Les enfants sont négligés dans la lutte contre le sida

Les compagnies pharmaceutiques et les gouvernements négligent le
développement et la production de médicaments et d'outils diagnostiques
adaptés aux enfants touchés par le VIH-sida.

"Les enfants qui ont besoin de traitements doivent boire de grandes quantités de sirops au goût détestable, ou avaler d'énormes comprimés. Encore faut-il qu'ils aient accès aux traitements." a ainsi déclaré le Dr David Wilson, un des coordinateurs médicaux de MSF en Thaïlande. "Les compagnies pharmaceutiques ne se donnent pas la peine de développer des formulations pédiatriques antirétrovirales, tout simplement parce que les enfants ne constituent pas un marché rentable."
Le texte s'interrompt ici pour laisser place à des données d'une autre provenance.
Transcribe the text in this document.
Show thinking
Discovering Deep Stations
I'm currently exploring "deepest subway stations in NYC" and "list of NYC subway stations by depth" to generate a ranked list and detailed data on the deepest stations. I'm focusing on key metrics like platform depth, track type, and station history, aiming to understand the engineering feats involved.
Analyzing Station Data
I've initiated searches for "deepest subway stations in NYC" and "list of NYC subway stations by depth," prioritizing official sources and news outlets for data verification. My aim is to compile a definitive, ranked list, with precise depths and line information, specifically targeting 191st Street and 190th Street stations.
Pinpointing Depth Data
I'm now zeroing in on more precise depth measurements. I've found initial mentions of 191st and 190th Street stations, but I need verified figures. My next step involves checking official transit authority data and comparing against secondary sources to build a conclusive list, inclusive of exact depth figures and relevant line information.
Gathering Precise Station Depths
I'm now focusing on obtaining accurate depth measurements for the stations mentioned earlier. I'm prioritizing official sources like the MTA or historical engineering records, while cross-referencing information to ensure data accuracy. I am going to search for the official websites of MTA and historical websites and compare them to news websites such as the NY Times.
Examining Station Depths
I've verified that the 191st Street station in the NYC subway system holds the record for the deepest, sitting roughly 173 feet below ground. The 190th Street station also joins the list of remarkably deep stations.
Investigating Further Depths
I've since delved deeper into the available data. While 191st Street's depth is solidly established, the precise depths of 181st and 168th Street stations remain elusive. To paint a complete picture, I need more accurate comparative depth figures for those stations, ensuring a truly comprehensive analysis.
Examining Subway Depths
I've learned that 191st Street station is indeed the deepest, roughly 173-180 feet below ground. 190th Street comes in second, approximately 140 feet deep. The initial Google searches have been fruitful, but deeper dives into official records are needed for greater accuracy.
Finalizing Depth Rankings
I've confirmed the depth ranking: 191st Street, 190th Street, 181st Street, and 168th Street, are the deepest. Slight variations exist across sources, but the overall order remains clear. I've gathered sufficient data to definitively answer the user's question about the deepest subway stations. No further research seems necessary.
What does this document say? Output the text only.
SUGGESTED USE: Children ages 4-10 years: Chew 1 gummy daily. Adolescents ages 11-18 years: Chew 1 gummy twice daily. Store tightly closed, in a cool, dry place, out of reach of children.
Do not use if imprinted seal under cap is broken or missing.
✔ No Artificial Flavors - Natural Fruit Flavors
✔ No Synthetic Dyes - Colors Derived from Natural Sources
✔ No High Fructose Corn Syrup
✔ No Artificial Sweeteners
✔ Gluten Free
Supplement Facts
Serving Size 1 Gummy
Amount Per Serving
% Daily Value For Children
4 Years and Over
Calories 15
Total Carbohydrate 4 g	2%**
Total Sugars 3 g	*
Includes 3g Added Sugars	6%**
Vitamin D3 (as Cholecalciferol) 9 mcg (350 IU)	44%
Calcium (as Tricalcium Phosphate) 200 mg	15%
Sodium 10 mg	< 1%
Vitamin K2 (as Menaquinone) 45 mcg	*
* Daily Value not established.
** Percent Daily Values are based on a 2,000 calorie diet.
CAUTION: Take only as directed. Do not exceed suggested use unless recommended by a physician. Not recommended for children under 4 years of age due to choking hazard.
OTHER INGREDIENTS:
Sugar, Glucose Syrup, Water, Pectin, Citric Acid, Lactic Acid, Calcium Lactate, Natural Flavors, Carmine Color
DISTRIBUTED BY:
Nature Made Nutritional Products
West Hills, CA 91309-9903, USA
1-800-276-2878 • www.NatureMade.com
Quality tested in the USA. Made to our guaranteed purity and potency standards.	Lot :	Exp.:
Dans les pays développés, les efforts menés pour éviter la transmission du virus de la mère à l'enfant permettent que relativement peu d'enfants naissent avec le virus du sida. Il n'existe donc pas, aujourd'hui, un marché pédiatrique "rentable", ce qui explique le manque de formulations pédiatriques, en dépit des besoins criants dans les pays en voie de développement. Le seul espoir en vue vient de certains fabricants de génériques, qui développent des copies des traitements combinés de première ligne.
Il n'existe pas à ce jour de combinaison d'antirétroviraux à dose fixe pour le enfants.
Photo : Blue House, Nairobi, Kenya

En 2003, on estimait à plus de 2,5 millions le nombre d'enfants vivant avec le VIH-Sida. La même année, 700 000 enfants de moins de 15 ans ont été infectés par le virus, dont 88,6% vivant en Afrique sub-saharienne. Leur pronostic vital n'est pas bon. Environ 50% des enfants séropositifs meurent avant l'âge de deux ans.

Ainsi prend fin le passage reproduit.